Vlaanderen is ziek van het Blok (20/12/01)
Er is tien jaar voorbijgegaan sinds de electorale doorbraak van het Vlaams Blok op 24 november 1991; tien jaar van Blok-bestrijding via betogingen, sensibilisering, opiniestukken en cordon sanitaire. Het enige resultaat was dat de geviseerde partij iedere verkiezing won en vandaag de derde grootste is geworden in Vlaanderen, besluit Bart De Wever in een opiniebijdrage in De Standaard.
Na de jongste gemeenteraadsverkiezingen vroeg Brusselaar Luckas Vander Taelen zich vertwijfeld af wie al die Blok-stemmers toch konden zijn, hij kende er namelijk niet één. Helaas trok hij hieruit niet de gepaste conclusie; namelijk dat iemand die niet de minste voeling heeft met het electoraat van een bepaalde partij -- ook al is het de grootste Vlaamse partij in zijn eigen woonplaats -- misschien slecht geplaatst is om die mensen ervan te overtuigen hun stemgedrag te wijzigen.

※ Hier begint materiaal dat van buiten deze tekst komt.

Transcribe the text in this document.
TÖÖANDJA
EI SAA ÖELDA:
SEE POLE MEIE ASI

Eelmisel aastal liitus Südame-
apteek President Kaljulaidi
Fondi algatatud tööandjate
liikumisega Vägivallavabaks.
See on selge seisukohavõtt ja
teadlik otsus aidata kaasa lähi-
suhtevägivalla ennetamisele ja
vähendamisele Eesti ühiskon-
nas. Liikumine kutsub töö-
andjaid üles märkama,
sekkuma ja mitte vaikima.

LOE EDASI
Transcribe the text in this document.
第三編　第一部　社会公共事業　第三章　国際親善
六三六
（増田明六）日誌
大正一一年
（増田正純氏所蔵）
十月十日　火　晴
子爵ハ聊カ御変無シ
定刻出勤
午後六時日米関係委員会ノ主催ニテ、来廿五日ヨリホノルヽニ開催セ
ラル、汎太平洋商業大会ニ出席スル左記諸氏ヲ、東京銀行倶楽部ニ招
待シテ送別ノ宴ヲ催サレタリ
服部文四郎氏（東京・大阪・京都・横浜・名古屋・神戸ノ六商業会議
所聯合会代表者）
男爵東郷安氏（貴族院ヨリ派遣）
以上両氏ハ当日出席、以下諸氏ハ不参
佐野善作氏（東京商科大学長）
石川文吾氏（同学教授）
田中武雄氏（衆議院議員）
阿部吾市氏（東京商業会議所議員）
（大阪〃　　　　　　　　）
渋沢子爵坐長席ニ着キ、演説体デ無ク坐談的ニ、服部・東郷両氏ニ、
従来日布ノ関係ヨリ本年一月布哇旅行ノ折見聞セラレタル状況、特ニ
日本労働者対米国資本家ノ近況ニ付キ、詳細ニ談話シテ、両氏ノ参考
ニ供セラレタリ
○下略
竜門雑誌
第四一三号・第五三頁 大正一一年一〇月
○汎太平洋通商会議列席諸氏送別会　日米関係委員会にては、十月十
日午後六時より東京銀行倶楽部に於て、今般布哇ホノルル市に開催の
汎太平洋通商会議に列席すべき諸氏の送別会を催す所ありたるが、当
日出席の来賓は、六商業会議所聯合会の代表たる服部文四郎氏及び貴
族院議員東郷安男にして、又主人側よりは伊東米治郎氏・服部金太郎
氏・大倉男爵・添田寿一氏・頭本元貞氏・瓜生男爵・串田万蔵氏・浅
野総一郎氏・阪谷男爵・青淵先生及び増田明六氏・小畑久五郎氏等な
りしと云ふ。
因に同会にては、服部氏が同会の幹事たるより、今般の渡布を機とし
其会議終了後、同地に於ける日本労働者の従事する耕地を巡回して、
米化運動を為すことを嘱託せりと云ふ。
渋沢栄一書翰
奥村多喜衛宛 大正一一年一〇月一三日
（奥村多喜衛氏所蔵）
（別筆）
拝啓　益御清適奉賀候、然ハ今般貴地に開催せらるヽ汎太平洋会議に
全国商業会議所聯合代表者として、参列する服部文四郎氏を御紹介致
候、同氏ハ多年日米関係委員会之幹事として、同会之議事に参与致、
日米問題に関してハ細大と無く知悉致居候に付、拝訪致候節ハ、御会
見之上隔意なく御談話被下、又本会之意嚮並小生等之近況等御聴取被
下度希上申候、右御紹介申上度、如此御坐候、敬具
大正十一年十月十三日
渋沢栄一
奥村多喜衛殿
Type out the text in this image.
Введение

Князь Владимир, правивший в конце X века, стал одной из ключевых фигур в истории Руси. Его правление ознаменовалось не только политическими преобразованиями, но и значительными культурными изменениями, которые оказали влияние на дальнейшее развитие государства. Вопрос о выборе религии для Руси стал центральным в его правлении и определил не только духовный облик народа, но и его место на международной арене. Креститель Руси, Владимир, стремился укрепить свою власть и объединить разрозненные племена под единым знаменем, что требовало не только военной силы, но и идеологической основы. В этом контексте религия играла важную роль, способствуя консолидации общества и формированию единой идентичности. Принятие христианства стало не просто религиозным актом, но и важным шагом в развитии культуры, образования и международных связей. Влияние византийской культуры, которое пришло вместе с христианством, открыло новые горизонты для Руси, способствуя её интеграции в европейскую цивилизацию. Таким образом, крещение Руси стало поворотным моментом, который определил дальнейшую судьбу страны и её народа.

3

Een vaststelling die opgaat voor heel wat progressieve opiniemakers in Vlaanderen, die er hardnekkig mee doorgaan op te treden als ideale sparringpartner van het Blok.
De mestkevers -- dixit Karel De Gucht -- van het Blok ondergaan het bombardement tegen hen al tien jaar ongehavend, en met de glimlach. Even goed kan men water uitgieten over een eend. Wie een antwoord zoekt op het Blok, zal het anders moeten aanpakken. De partij poneert in hoofdzaak een radicaal rechtse maatschappijvisie --met het anti-vreemdelingenstandpunt en vedette -- en in afgeleide orde een etnisch gekleurd Vlaams-nationalisme. Hoe daarop reageren?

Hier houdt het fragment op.